Points clés (séance asiatique/ouverture de la séance européenne) :  

  • L’euro reste très largement pénalisé ce matin par le maintien des incertitudes politiques en Europe. Les négociations pour former un nouveau gouvernement en Allemagne pourraient peser sur la croissance de la région au T4 2017 et mettre en péril de projet du président français de « refonte » et renforcement de la Zone Euro.
  • La paire EUR/USD s’approche tout doucement du seuil de $1,18 et évolue à son plus bas niveau en septembre.
  • Sensation de transfert des risques politiques entre l’Europe et le Royaume-Uni. Ce dernier n’est plus l’unique foyer de tensions en Europe. Renforcement de la tendance haussière sur la livre sterling. La paire EUR/GBP recule de 0,4% et évolue sous les niveaux de £0,88 ce matin.
  • Retour de la paire EUR/JPY sur les niveaux de ¥132 (-0,3%). La paire EUR/CHF reste ce matin stable et évolue juste au-dessus du seuil de ₣1,1450.
  • Léger fléchissement des prix du Brent (pétrole) après avoir atteint la veille un pic de plus de 2 ans, au-dessus du niveau de $59.
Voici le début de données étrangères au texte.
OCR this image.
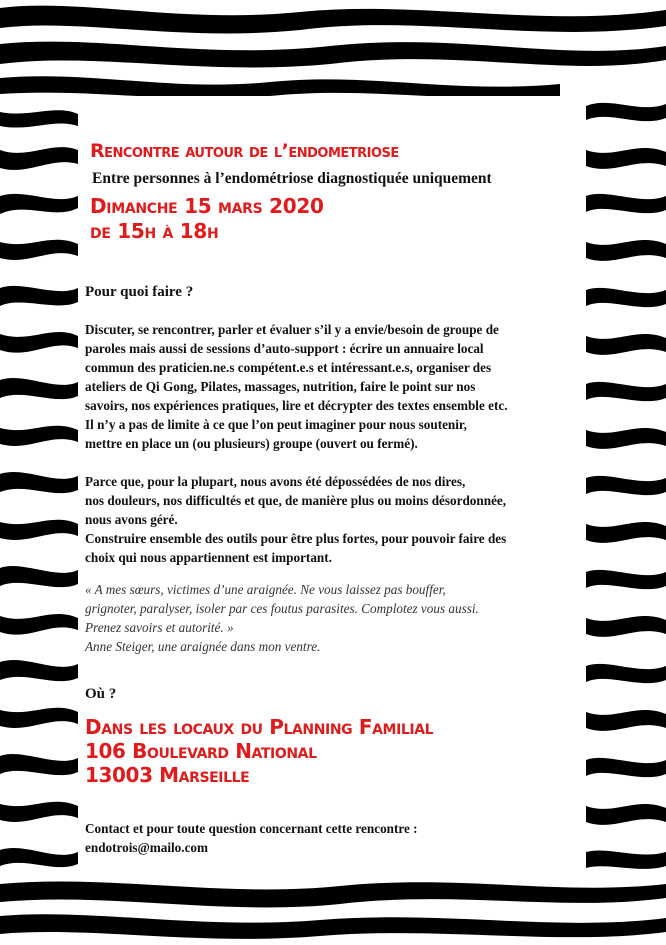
Rencontre autour de l’endometriose

Entre personnes à l’endométriose diagnostiquée uniquement

Dimanche 15 mars 2020

de 15h à 18h

Pour quoi faire ?

Discuter, se rencontrer, parler et évaluer s’il y a envie/besoin de groupe de
paroles mais aussi de sessions d’auto-support : écrire un annuaire local
commun des praticien.ne.s compétent.e.s et intéressant.e.s, organiser des
ateliers de Qi Gong, Pilates, massages, nutrition, faire le point sur nos
savoirs, nos expériences pratiques, lire et décrypter des textes ensemble etc.
Il n’y a pas de limite à ce que l’on peut imaginer pour nous soutenir,
mettre en place un (ou plusieurs) groupe (ouvert ou fermé).
Parce que, pour la plupart, nous avons été dépossédées de nos dires,
nos douleurs, nos difficultés et que, de manière plus ou moins désordonnée,
nous avons géré.
Construire ensemble des outils pour être plus fortes, pour pouvoir faire des
choix qui nous appartiennent est important.
« A mes sœurs, victimes d’une araignée. Ne vous laissez pas bouffer,
grignoter, paralyser, isoler par ces foutus parasites. Complotez vous aussi.
Prenez savoirs et autorité. »
Anne Steiger, une araignée dans mon ventre.

Où ?

Dans les locaux du Planning Familial

106 Boulevard National

13003 Marseille

Contact et pour toute question concernant cette rencontre :
endotrois@mailo.com
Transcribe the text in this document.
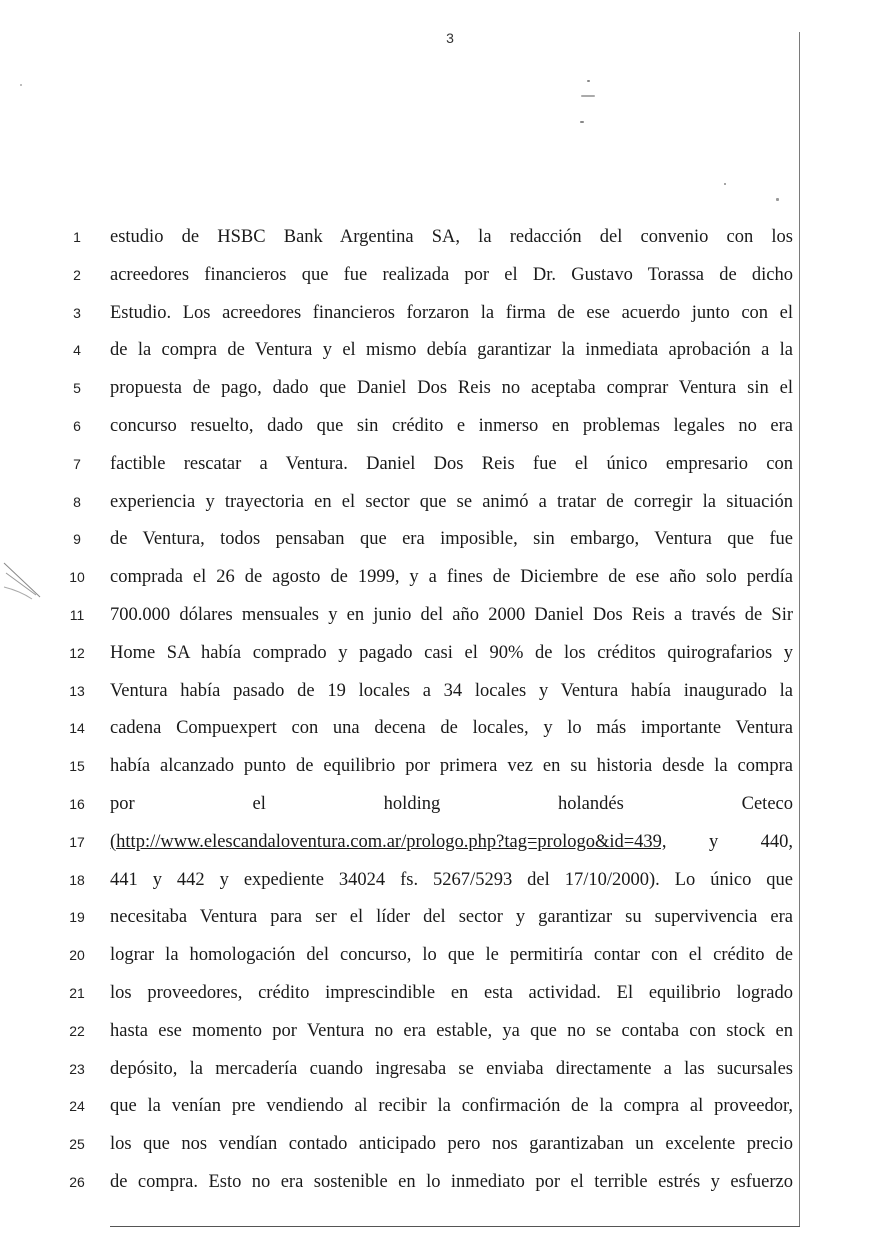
3
1	estudio de HSBC Bank Argentina SA, la redacción del convenio con los
2	acreedores financieros que fue realizada por el Dr. Gustavo Torassa de dicho
3	Estudio. Los acreedores financieros forzaron la firma de ese acuerdo junto con el
4	de la compra de Ventura y el mismo debía garantizar la inmediata aprobación a la
5	propuesta de pago, dado que Daniel Dos Reis no aceptaba comprar Ventura sin el
6	concurso resuelto, dado que sin crédito e inmerso en problemas legales no era
7	factible rescatar a Ventura. Daniel Dos Reis fue el único empresario con
8	experiencia y trayectoria en el sector que se animó a tratar de corregir la situación
9	de Ventura, todos pensaban que era imposible, sin embargo, Ventura que fue
10	comprada el 26 de agosto de 1999, y a fines de Diciembre de ese año solo perdía
11	700.000 dólares mensuales y en junio del año 2000 Daniel Dos Reis a través de Sir
12	Home SA había comprado y pagado casi el 90% de los créditos quirografarios y
13	Ventura había pasado de 19 locales a 34 locales y Ventura había inaugurado la
14	cadena Compuexpert con una decena de locales, y lo más importante Ventura
15	había alcanzado punto de equilibrio por primera vez en su historia desde la compra
16	por el holding holandés Ceteco
17	(http://www.elescandaloventura.com.ar/prologo.php?tag=prologo&id=439, y 440,
18	441 y 442 y expediente 34024 fs. 5267/5293 del 17/10/2000). Lo único que
19	necesitaba Ventura para ser el líder del sector y garantizar su supervivencia era
20	lograr la homologación del concurso, lo que le permitiría contar con el crédito de
21	los proveedores, crédito imprescindible en esta actividad. El equilibrio logrado
22	hasta ese momento por Ventura no era estable, ya que no se contaba con stock en
23	depósito, la mercadería cuando ingresaba se enviaba directamente a las sucursales
24	que la venían pre vendiendo al recibir la confirmación de la compra al proveedor,
25	los que nos vendían contado anticipado pero nos garantizaban un excelente precio
26	de compra. Esto no era sostenible en lo inmediato por el terrible estrés y esfuerzo
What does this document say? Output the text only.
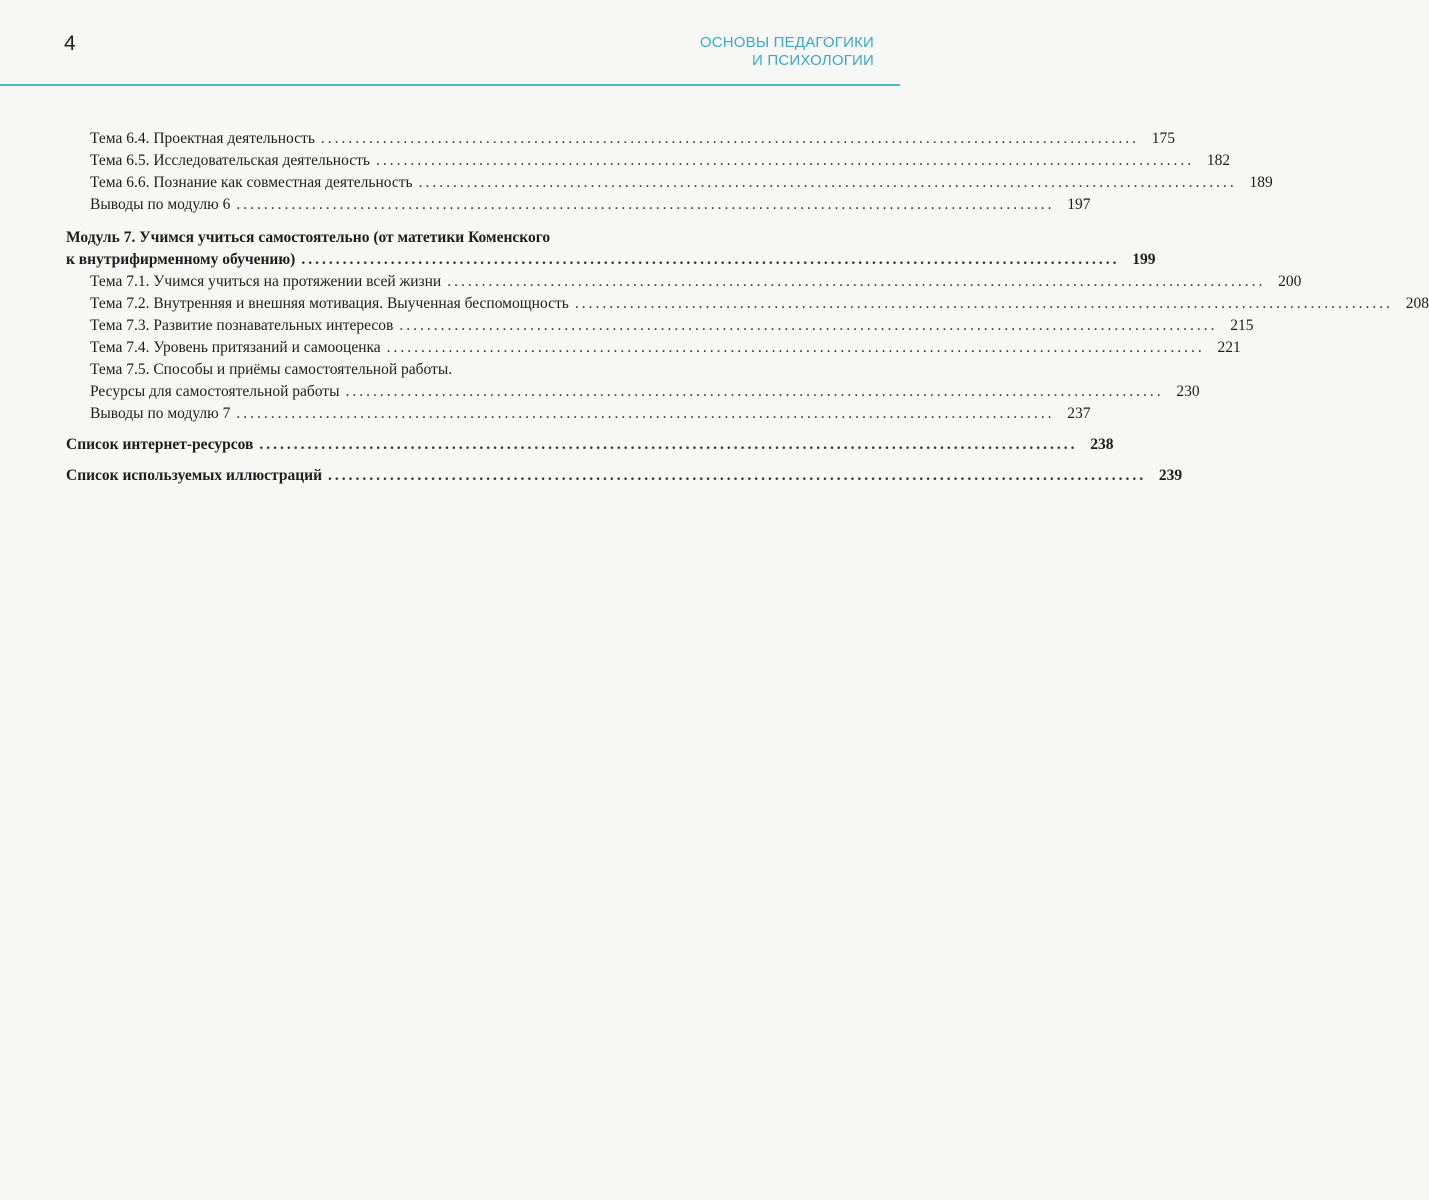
4	ОСНОВЫ ПЕДАГОГИКИ
И ПСИХОЛОГИИ
Тема 6.4. Проектная деятельность ....................................................................................................................... 175
Тема 6.5. Исследовательская деятельность ....................................................................................................................... 182
Тема 6.6. Познание как совместная деятельность ....................................................................................................................... 189
Выводы по модулю 6 ....................................................................................................................... 197
Модуль 7. Учимся учиться самостоятельно (от матетики Коменского
к внутрифирменному обучению) ....................................................................................................................... 199
Тема 7.1. Учимся учиться на протяжении всей жизни ....................................................................................................................... 200
Тема 7.2. Внутренняя и внешняя мотивация. Выученная беспомощность ....................................................................................................................... 208
Тема 7.3. Развитие познавательных интересов ....................................................................................................................... 215
Тема 7.4. Уровень притязаний и самооценка ....................................................................................................................... 221
Тема 7.5. Способы и приёмы самостоятельной работы.
Ресурсы для самостоятельной работы ....................................................................................................................... 230
Выводы по модулю 7 ....................................................................................................................... 237
Список интернет-ресурсов ....................................................................................................................... 238
Список используемых иллюстраций ....................................................................................................................... 239
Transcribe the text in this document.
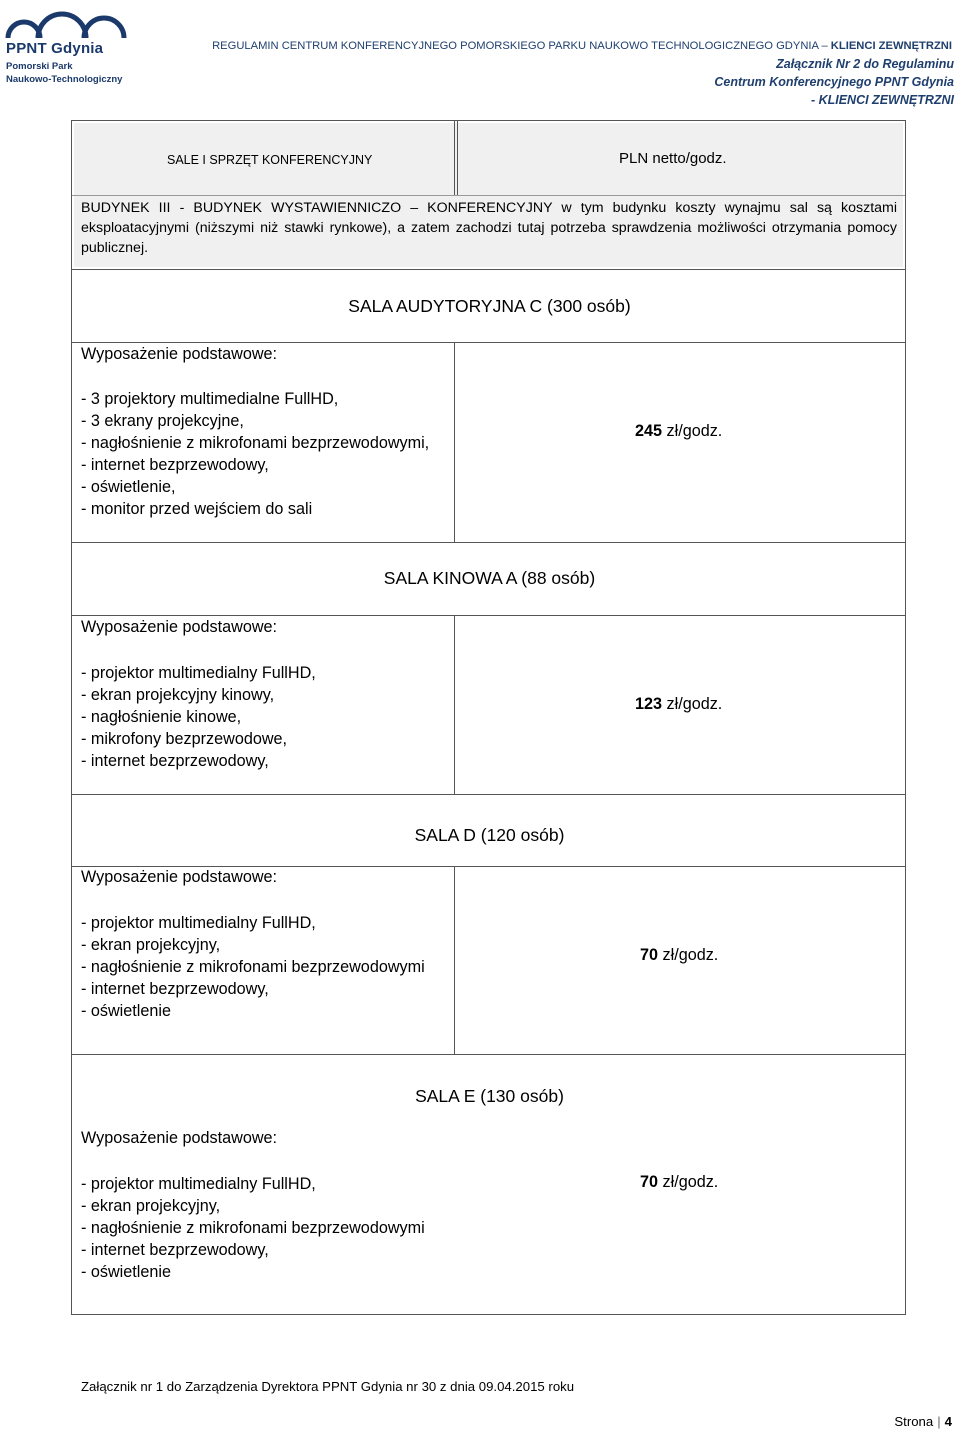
PPNT Gdynia
Pomorski Park
Naukowo-Technologiczny
REGULAMIN CENTRUM KONFERENCYJNEGO POMORSKIEGO PARKU NAUKOWO TECHNOLOGICZNEGO GDYNIA – KLIENCI ZEWNĘTRZNI
Załącznik Nr 2 do Regulaminu
Centrum Konferencyjnego PPNT Gdynia
- KLIENCI ZEWNĘTRZNI
SALE I SPRZĘT KONFERENCYJNY	PLN netto/godz.
BUDYNEK III - BUDYNEK WYSTAWIENNICZO – KONFERENCYJNY w tym budynku koszty wynajmu sal są kosztami eksploatacyjnymi (niższymi niż stawki rynkowe), a zatem zachodzi tutaj potrzeba sprawdzenia możliwości otrzymania pomocy publicznej.
SALA AUDYTORYJNA C (300 osób)
Wyposażenie podstawowe:
- 3 projektory multimedialne FullHD,
- 3 ekrany projekcyjne,
- nagłośnienie z mikrofonami bezprzewodowymi,
- internet bezprzewodowy,
- oświetlenie,
- monitor przed wejściem do sali
245 zł/godz.
SALA KINOWA A (88 osób)
Wyposażenie podstawowe:
- projektor multimedialny FullHD,
- ekran projekcyjny kinowy,
- nagłośnienie kinowe,
- mikrofony bezprzewodowe,
- internet bezprzewodowy,
123 zł/godz.
SALA D (120 osób)
Wyposażenie podstawowe:
- projektor multimedialny FullHD,
- ekran projekcyjny,
- nagłośnienie z mikrofonami bezprzewodowymi
- internet bezprzewodowy,
- oświetlenie
70 zł/godz.
SALA E (130 osób)
Wyposażenie podstawowe:
- projektor multimedialny FullHD,
- ekran projekcyjny,
- nagłośnienie z mikrofonami bezprzewodowymi
- internet bezprzewodowy,
- oświetlenie
70 zł/godz.
Załącznik nr 1 do Zarządzenia Dyrektora PPNT Gdynia nr 30 z dnia 09.04.2015 roku
Strona | 4
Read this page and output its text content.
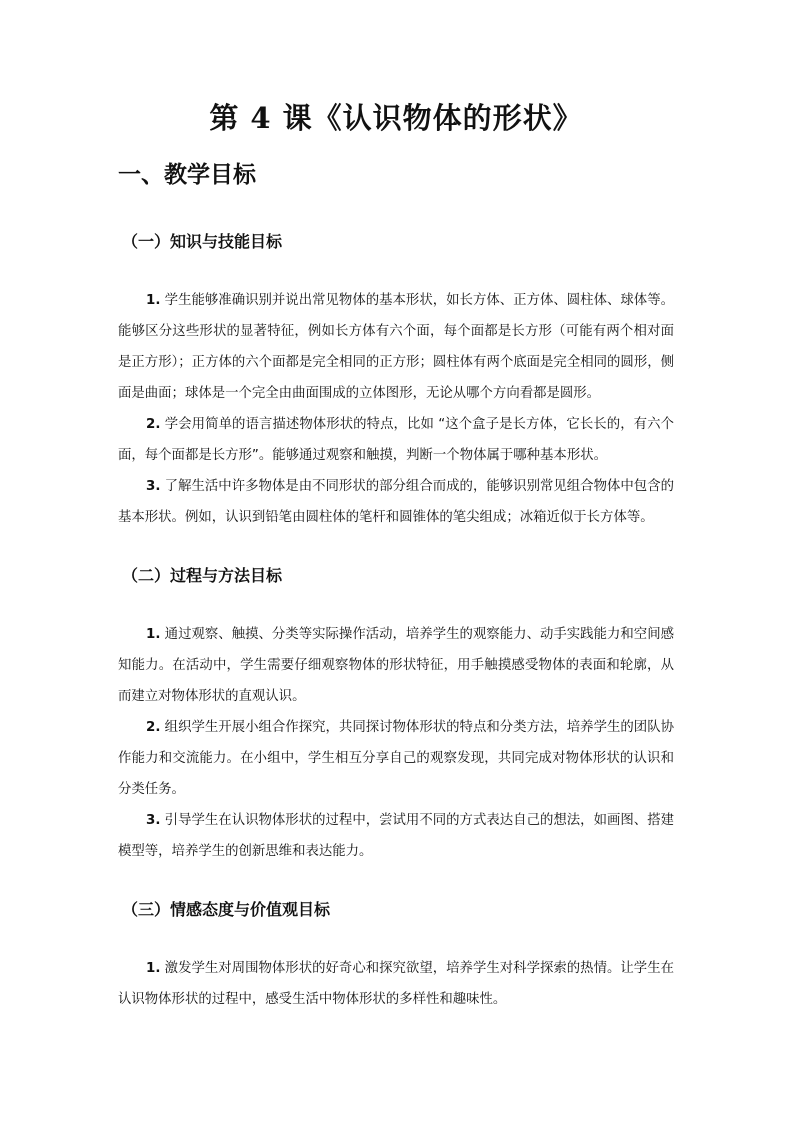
第 4 课《认识物体的形状》
一、教学目标
（一）知识与技能目标

1. 学生能够准确识别并说出常见物体的基本形状，如长方体、正方体、圆柱体、球体等。能够区分这些形状的显著特征，例如长方体有六个面，每个面都是长方形（可能有两个相对面是正方形）；正方体的六个面都是完全相同的正方形；圆柱体有两个底面是完全相同的圆形，侧面是曲面；球体是一个完全由曲面围成的立体图形，无论从哪个方向看都是圆形。

2. 学会用简单的语言描述物体形状的特点，比如 “这个盒子是长方体，它长长的，有六个面，每个面都是长方形”。能够通过观察和触摸，判断一个物体属于哪种基本形状。

3. 了解生活中许多物体是由不同形状的部分组合而成的，能够识别常见组合物体中包含的基本形状。例如，认识到铅笔由圆柱体的笔杆和圆锥体的笔尖组成；冰箱近似于长方体等。

（二）过程与方法目标

1. 通过观察、触摸、分类等实际操作活动，培养学生的观察能力、动手实践能力和空间感知能力。在活动中，学生需要仔细观察物体的形状特征，用手触摸感受物体的表面和轮廓，从而建立对物体形状的直观认识。

2. 组织学生开展小组合作探究，共同探讨物体形状的特点和分类方法，培养学生的团队协作能力和交流能力。在小组中，学生相互分享自己的观察发现，共同完成对物体形状的认识和分类任务。

3. 引导学生在认识物体形状的过程中，尝试用不同的方式表达自己的想法，如画图、搭建模型等，培养学生的创新思维和表达能力。

（三）情感态度与价值观目标

1. 激发学生对周围物体形状的好奇心和探究欲望，培养学生对科学探索的热情。让学生在认识物体形状的过程中，感受生活中物体形状的多样性和趣味性。
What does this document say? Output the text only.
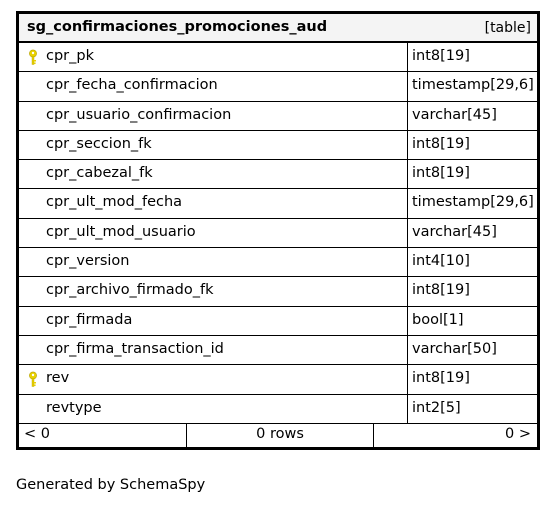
sg_confirmaciones_promociones_aud	[table]
cpr_pk	int8[19]
cpr_fecha_confirmacion	timestamp[29,6]
cpr_usuario_confirmacion	varchar[45]
cpr_seccion_fk	int8[19]
cpr_cabezal_fk	int8[19]
cpr_ult_mod_fecha	timestamp[29,6]
cpr_ult_mod_usuario	varchar[45]
cpr_version	int4[10]
cpr_archivo_firmado_fk	int8[19]
cpr_firmada	bool[1]
cpr_firma_transaction_id	varchar[50]
rev	int8[19]
revtype	int2[5]
< 0	0 rows	0 >
Generated by SchemaSpy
Les trois faits marquants de la séance de lundi 25 septembre 2017 : #1 Large correction de l’euro au lendemain des élections allemandes , #2 Les membres de l’UE réclament davantage de précisions sur les intentions de T.May avant d’attaquer les discussions commerciales , et #3 Les cours du Brent (pétrole) au plus haut depuis plus de deux ans

#1 – Euro (EUR) : L’Europe a vu ressurgir lundi quelques fantômes du passé. L’érosion du soutien populaire envers les deux grands partis traditionnels allemands ; la CDU et le SPD ; et l’entrée historique du parti d’extrême-droite allemand, AfD, au parlement en tant que troisième force politique du pays, vient rappeler que la menace populiste reste toujours présente dans la région, et qu’il serait dangereux de la négliger. Par ailleurs, le choix assumé du parti de gauche SPD de rejoindre le camp de l’opposition, et de ne pas renouveler l’expérience des quatre dernières années d’une « Grande coalition » gouvernementale dans laquelle il joue les seconds couteaux, devrait obliger la CDU à considérer une coalition à trois partis, jamais testé à l’échelon national, avec les libéraux du FDP et les écologistes. La présence de deux acteurs aux sensibilités politiques très différentes rend la tâche très compliquée à Angela Merkel, et pourrait déboucher sur une période de négociations plus longue que prévu. La CDU va devoir faire des concessions pour assurer à Angela Merkel un 4ième mandat. Outre le possible ralentissement économique que l’on pourrait observer au 4ième trimestre en Allemagne en cas d’immobilisme politique prolongé, les craintes actuelles des marchés concernent davantage la Zone Euro dans sa globalité. Alors que la réélection d’Angela Merkel ne devait être qu’une formalité et officialiser le retour au premier plan du couple franco-allemand comme initiateur d’un projet de refonte et de renforcement de l’Europe, ce projet a pris ce week-end du plomb dans l’aile. En effet, le projet du président français Emmanuel Macron de remodeler le projet européen et de renforcer l’intégration de ses membres ne rencontre pas un vif succès auprès des libéraux du FDP, futur partenaire de la CDU dans la nouvelle équipe gouvernementale. Ces derniers pourraient freiner les desseins du couple Macron/Merkel, et donc d’un point de vue des investisseurs un maintien des failles et de la fragilité de la Zone Euro.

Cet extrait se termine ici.